Toorbēsah, white radishes, are grown about the size of an egg, the tops are boiled and eaten as greens. Apples are good and common. Pears are very bad. The quinces and pomegranates are magnificent; the former especially are grown in Ispahan and are of great size and fragrance. They are sent with the Gourg-ab melons all over Persia as presents to grandees.

The bamiah, or lady’s finger, is little grown; it is a nasty slimy vegetable when cooked. Vegetable marrows are common; they generally have the seeds removed, and are filled with spiced and minced meat, and are boiled. Gourds of many forms are found, and used as vessels for oil, etc. Walnuts and almonds are plentiful, also filberts. There are no chestnuts in the south.

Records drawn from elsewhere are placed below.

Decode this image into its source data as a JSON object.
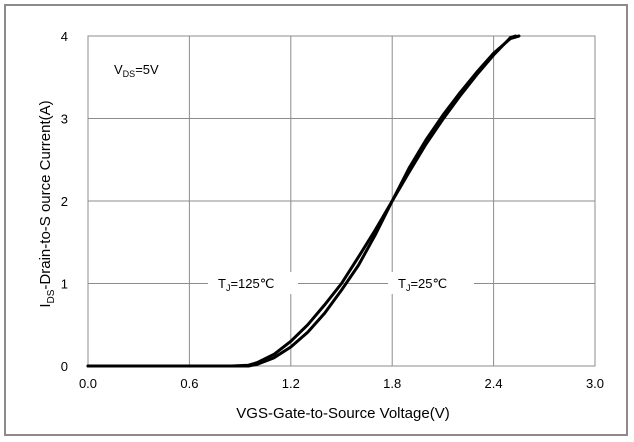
{
  "chart_data": {
    "type": "line",
    "xlabel": "VGS-Gate-to-Source  Voltage(V)",
    "ylabel": "I",
    "ylabel_sub": "DS",
    "ylabel_rest": "-Drain-to-S ource Current(A)",
    "xlim": [
      0,
      3.0
    ],
    "ylim": [
      0,
      4
    ],
    "xticks": [
      "0.0",
      "0.6",
      "1.2",
      "1.8",
      "2.4",
      "3.0"
    ],
    "yticks": [
      "0",
      "1",
      "2",
      "3",
      "4"
    ],
    "grid": true,
    "line_color": "#000000",
    "annotations": {
      "vds": {
        "main": "V",
        "sub": "DS",
        "rest": "=5V"
      },
      "t125": {
        "main": "T",
        "sub": "J",
        "rest": "=125℃"
      },
      "t25": {
        "main": "T",
        "sub": "J",
        "rest": "=25℃"
      }
    },
    "series": [
      {
        "x": [
          0.0,
          0.6,
          0.85,
          0.95,
          1.0,
          1.1,
          1.2,
          1.3,
          1.4,
          1.5,
          1.6,
          1.7,
          1.8,
          1.9,
          2.0,
          2.1,
          2.2,
          2.3,
          2.4,
          2.5,
          2.53
        ],
        "y": [
          0.0,
          0.0,
          0.0,
          0.01,
          0.04,
          0.14,
          0.3,
          0.5,
          0.74,
          1.0,
          1.32,
          1.65,
          2.0,
          2.35,
          2.69,
          2.99,
          3.27,
          3.53,
          3.77,
          3.98,
          4.0
        ]
      },
      {
        "x": [
          0.0,
          0.6,
          0.9,
          0.95,
          1.0,
          1.1,
          1.2,
          1.3,
          1.4,
          1.5,
          1.6,
          1.7,
          1.8,
          1.9,
          2.0,
          2.1,
          2.2,
          2.3,
          2.4,
          2.5,
          2.55
        ],
        "y": [
          0.0,
          0.0,
          0.0,
          0.0,
          0.02,
          0.1,
          0.23,
          0.41,
          0.64,
          0.92,
          1.22,
          1.59,
          2.0,
          2.4,
          2.74,
          3.04,
          3.31,
          3.56,
          3.79,
          3.97,
          4.0
        ]
      }
    ]
  }
}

Some thirty varieties of grape are raised; some are merely used for pickling, others for eating, and some only for wine-making. The best eating grapes are the Ascari. This is the first good grape to ripen; it is a smallish white grape, globular, bright golden colour, very delicious, and the skin, being very thin, is swallowed.

Kishmish, a delicious grape, of white elongated shape, also small, and very sweet, both eaten and used for wine-making. When dried this is the sultana raisin, stoneless, the skin very thin.

Riech-i-baba, or “old man’s beard,” a long white grape, very sweet and delicious in flavour. Some varieties of this have tiny stones, others large; they are both red and white. Some are two and a half inches long. The Persians, when the price of grapes is very low, and they are unable to dispose of them, boil them down to obtain the grape-sugar, which is sold all over Persia and eaten in lieu of sugar; it is called “sheera.”

With vinegar this forms circa-sheera, a sour-sweet liquid, in which various pickles are preserved, as grapes, apples, lemons.

I have mentioned that grapes are used in some places as horse-feed.

The variety in Persian pickles is infinite, from grapes, walnuts, almonds, peppers, onions, oranges, and lemons, green fruits, etc.; a long list of conserves are produced.

All the fruits grown in England are found in Persia, save only the currant, gooseberry, and raspberry.